There is also an unrelated method of successive substitution, a randomized algorithm used for root finding, not currently discussed here.[1]
[edit] Example
For example, consider the simple set of simultaneous congruences
- x ≡ 3 (mod 4)
- x ≡ 5 (mod 6)
Now, for x ≡ 3 (mod 4) to be true, x = 3 + 4j for some integer j. Substitute this in the second equation
- 3+4j ≡ 5 (mod 6)
since we are looking for a solution to both equations.

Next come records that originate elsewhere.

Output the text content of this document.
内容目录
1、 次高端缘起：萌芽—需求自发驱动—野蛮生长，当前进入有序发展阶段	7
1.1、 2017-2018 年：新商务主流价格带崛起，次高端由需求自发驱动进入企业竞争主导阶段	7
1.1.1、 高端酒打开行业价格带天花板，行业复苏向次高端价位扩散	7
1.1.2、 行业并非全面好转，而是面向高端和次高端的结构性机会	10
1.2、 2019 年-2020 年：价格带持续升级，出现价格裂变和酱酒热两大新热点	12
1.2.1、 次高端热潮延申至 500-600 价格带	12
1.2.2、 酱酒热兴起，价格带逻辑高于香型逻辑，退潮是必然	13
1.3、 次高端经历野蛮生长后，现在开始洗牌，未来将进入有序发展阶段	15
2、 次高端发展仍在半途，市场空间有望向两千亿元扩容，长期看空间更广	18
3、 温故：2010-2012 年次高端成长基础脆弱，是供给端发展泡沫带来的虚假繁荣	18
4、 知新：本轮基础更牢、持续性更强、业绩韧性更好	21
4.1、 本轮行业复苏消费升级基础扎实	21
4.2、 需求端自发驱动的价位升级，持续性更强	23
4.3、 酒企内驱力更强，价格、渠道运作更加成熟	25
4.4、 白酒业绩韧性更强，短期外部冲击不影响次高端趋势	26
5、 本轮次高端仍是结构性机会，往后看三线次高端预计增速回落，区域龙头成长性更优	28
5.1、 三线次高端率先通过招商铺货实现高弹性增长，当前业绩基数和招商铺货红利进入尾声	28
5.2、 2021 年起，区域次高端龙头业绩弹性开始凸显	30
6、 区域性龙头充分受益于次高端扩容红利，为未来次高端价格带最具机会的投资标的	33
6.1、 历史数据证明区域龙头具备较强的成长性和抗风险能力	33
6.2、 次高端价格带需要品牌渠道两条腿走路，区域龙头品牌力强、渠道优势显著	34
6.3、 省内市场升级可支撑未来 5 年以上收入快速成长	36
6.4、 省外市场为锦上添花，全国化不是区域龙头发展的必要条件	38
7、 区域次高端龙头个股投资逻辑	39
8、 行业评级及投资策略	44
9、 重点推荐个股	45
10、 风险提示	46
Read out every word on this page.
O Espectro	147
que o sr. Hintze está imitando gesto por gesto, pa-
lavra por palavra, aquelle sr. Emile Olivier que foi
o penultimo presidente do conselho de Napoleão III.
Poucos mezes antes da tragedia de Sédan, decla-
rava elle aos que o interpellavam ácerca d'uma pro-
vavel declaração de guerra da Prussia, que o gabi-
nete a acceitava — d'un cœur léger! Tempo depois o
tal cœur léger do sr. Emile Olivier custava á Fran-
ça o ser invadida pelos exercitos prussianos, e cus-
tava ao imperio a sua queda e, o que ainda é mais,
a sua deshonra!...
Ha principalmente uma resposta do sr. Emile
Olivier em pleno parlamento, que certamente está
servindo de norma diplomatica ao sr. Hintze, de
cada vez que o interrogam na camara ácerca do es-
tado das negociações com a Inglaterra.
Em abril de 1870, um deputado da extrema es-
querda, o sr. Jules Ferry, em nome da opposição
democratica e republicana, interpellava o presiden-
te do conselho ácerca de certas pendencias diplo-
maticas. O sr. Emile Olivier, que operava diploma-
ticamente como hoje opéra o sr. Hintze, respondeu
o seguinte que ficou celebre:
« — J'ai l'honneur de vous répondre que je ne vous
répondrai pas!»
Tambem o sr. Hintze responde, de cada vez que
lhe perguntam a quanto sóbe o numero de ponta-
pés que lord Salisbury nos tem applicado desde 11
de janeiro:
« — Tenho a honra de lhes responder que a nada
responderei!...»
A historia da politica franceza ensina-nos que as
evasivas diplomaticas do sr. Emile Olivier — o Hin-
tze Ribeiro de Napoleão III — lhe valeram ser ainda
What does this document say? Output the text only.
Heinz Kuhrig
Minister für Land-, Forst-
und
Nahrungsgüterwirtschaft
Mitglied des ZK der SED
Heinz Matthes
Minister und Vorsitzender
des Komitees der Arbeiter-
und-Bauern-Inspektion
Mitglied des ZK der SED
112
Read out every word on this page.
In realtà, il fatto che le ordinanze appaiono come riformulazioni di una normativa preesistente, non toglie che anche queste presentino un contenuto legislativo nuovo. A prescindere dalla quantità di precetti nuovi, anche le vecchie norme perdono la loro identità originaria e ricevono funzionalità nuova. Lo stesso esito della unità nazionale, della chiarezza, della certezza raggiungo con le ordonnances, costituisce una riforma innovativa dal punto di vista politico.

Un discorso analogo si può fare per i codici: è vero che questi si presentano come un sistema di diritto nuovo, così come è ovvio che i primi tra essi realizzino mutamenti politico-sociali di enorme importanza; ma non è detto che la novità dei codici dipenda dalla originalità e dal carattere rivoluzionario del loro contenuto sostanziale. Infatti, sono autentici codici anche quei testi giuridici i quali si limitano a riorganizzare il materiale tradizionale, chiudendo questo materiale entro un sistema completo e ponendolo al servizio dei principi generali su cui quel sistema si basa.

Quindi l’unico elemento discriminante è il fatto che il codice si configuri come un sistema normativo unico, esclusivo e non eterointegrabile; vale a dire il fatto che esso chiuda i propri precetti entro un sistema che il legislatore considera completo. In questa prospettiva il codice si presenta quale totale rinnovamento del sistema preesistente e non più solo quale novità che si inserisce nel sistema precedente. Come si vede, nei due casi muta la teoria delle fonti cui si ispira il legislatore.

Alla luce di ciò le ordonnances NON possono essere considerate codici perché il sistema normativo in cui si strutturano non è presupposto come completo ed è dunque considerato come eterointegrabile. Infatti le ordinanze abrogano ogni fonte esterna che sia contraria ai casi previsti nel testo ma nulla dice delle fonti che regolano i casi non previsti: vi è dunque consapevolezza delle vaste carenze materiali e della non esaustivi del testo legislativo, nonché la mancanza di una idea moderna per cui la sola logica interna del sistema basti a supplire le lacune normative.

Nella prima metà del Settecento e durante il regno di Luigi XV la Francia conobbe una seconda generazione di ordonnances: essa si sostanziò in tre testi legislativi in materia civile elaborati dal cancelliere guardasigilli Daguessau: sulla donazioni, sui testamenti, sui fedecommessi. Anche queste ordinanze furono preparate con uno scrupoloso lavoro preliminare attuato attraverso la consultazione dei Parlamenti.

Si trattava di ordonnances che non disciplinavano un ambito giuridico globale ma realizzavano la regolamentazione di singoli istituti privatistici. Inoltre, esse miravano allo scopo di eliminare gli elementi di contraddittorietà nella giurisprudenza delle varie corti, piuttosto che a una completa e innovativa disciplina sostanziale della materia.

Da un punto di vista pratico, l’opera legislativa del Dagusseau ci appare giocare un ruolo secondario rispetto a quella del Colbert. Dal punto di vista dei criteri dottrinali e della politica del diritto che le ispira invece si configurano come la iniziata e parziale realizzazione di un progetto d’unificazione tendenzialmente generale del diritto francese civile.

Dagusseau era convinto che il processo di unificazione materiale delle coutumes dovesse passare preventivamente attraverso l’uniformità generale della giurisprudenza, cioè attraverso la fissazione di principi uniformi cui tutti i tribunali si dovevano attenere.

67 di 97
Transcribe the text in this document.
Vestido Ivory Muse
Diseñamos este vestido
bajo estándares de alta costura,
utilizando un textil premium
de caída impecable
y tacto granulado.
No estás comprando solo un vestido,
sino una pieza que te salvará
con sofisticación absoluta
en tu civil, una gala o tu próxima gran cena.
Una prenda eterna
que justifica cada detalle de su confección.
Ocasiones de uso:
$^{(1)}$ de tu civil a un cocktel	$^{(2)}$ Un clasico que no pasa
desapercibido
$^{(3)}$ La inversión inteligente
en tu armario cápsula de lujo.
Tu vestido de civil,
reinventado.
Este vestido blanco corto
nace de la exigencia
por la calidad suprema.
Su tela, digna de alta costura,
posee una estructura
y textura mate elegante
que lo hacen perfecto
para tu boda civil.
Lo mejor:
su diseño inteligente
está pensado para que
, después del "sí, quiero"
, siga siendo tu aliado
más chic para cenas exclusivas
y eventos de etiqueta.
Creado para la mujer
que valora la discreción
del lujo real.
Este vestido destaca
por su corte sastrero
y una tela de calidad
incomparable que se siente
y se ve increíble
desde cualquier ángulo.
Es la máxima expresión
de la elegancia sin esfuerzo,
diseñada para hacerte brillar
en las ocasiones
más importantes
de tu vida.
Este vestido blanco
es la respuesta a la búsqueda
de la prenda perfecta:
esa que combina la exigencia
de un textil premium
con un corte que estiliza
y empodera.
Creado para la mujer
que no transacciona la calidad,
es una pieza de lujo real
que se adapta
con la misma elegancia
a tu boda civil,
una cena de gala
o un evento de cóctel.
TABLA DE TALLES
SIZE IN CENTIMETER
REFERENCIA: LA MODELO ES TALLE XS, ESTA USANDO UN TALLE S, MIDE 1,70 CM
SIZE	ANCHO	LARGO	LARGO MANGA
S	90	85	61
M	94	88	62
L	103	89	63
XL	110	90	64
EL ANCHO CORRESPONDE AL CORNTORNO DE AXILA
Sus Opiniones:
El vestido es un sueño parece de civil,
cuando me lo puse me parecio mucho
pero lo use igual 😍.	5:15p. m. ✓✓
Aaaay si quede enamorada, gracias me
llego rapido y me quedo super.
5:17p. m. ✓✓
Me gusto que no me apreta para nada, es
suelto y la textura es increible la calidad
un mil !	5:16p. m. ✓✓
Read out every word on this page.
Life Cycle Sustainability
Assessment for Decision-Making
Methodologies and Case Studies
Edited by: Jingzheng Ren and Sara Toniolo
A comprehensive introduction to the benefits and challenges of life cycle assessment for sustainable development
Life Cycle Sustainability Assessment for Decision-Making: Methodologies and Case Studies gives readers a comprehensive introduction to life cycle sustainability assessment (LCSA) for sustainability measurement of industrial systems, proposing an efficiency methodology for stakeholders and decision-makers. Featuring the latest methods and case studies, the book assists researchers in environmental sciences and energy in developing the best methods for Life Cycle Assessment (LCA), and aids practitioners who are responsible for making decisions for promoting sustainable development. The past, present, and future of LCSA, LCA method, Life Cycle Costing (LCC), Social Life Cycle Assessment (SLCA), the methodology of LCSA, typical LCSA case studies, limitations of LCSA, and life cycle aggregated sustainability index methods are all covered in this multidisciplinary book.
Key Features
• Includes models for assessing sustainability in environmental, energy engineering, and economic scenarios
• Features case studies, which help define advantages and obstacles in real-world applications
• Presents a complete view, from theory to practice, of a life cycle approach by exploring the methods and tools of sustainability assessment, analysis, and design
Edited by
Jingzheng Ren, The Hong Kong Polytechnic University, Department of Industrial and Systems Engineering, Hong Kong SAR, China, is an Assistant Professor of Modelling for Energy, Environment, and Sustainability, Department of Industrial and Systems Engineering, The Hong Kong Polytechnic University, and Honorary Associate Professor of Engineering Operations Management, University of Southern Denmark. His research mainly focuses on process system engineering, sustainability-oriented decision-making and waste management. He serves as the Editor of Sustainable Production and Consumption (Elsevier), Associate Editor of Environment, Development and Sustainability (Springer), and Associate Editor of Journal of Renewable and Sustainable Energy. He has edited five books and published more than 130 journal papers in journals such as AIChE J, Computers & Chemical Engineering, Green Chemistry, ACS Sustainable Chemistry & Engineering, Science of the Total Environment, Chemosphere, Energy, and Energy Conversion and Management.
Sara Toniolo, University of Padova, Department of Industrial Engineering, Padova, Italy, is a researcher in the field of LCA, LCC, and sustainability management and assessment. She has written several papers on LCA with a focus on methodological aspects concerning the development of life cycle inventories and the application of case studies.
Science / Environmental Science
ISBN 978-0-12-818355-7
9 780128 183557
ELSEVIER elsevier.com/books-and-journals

Subtract 3 from both sides (this is permitted in modular arithmetic)
- 4j ≡ 2 (mod 6)
We simplify by dividing by the greatest common divisor of 4,2 and 6. Division by 2 yields:
- 2j ≡ 1 (mod 3)
The Euclidean modular multiplicative inverse of 2 mod 3 is 2. After multiplying both sides with the inverse, we obtain:
- j ≡ 2 × 1 (mod 3)
or
- j ≡ 2 (mod 3)
For the above to be true: j = 2 + 3k for some integer k. Now substitute back into 3 + 4j and we obtain
- x = 3 + 4(2 + 3k)
Expand:
- x = 11 + 12k
to obtain the solution
- x ≡ 11 (mod 12)
[edit] General algorithm
In general:
- write the first equation in its equivalent form
- substitute it into the next
- simplify, use the modular multiplicative inverse if necessary
- continue until the last equation
- back substitute, then simplify
- rewrite back in the congruence form
If the moduli are coprime, the Chinese remainder theorem gives a straightforward formula to obtain the solution.